On Thursday we added another database node to our database cluster to prepare for more load. During the sync between the existing servers and the new one, there was a failure of one of the existing servers that led to connection problems between our backend services and the database. This happened at ~12:25 (pm) UTC. These connection problems were only happening for a few minutes and, by themselves, didn't break anything. On the backend side, there was a bit of code, that is usually rarely called, that makes sure that new abusehq instances are properly initialized. Due to faulty error handling, this code overwrote the settings of some existing customers with the default settings. These settings were the inbound processing configuration, whether repshare is turned on and the default transitions of the default playbook. Nothing else was changed. The events that were processed after the incident until we fixed it, didn't go through the same sort of filtering, resolving, etc. that they usually go through.

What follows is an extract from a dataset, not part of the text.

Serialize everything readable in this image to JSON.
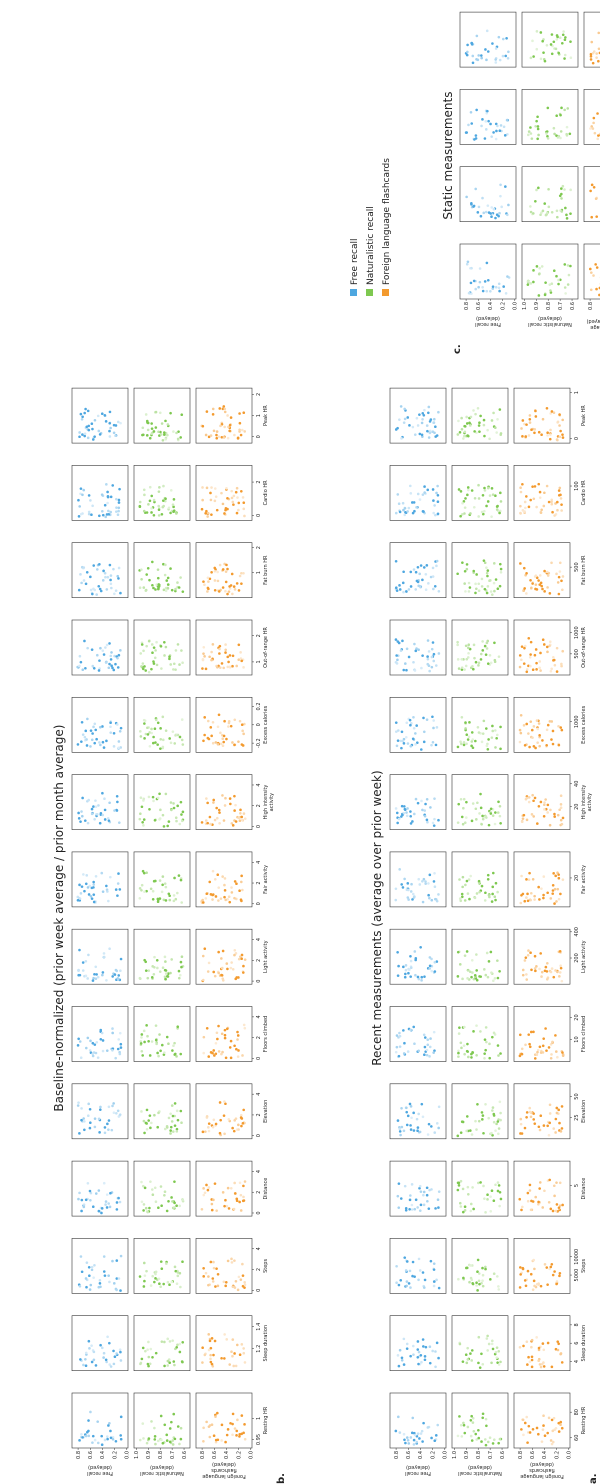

For affected customers, new cases might've been created based on subscribers with the event IP as the subscriber ID as this is the default setting for a new AbuseHQ instance. Also, events that were usually dropped, might not have been dropped, because the filters weren't active.

It took us a bit to find out about the issue because it wasn't an apparent system error. Events were processed, so the monitoring didn't complain. After seeing anomalies in our processing statistics we started looking into it, though.

What we did to fix the issue

We stopped inbound processing for all customers when we realized inbound processing configurations were impacted (at ~16:25 UTC). All data that came into AbuseHQ after that point, was queued and processed later.
We reverted the settings to the last backup we had (~20 minutes old). We only changed the affected settings and only for affected customers.
We re-enabled inbound processing (at ~18:00 UTC).
We fixed the bug related to error handling and default settings described above.

What we are doing to avoid similar issues going forward

We are taking a close look at all current and future error handling implementations that concern the initialization of new instances.
We will improve testing the application against an unstable database connection.
Monitoring will be improved to better detect anomalies that we saw happening after the incident.
We are always evolving and improving our database setup and this issue will be taken into consideration.

To our affected customers

We apologize for any errors the incident has caused on your side. If you notice anything weird on your instance, we will gladly find a solution with you to clean that up.

Posted Aug 08, 2022 - 16:40 UTC

Resolved

We restored the settings of affected AbuseHQ customers and started inbound data processing again. We will follow up with a post-mortem for this incident soon. If you notice any unexpected behavior within your AbuseHQ instance, please reach out via intercom!

Posted Aug 04, 2022 - 18:50 UTC

Identified

We noticed an issue with AbuseHQ instance settings after adding a node to one of our database system. We are working on a fix and have stopped data processing until the settings are restored.

Posted Aug 04, 2022 - 16:31 UTC

This incident affected: AbuseHQ (Web Application, Mail & Event Processing, Repshare).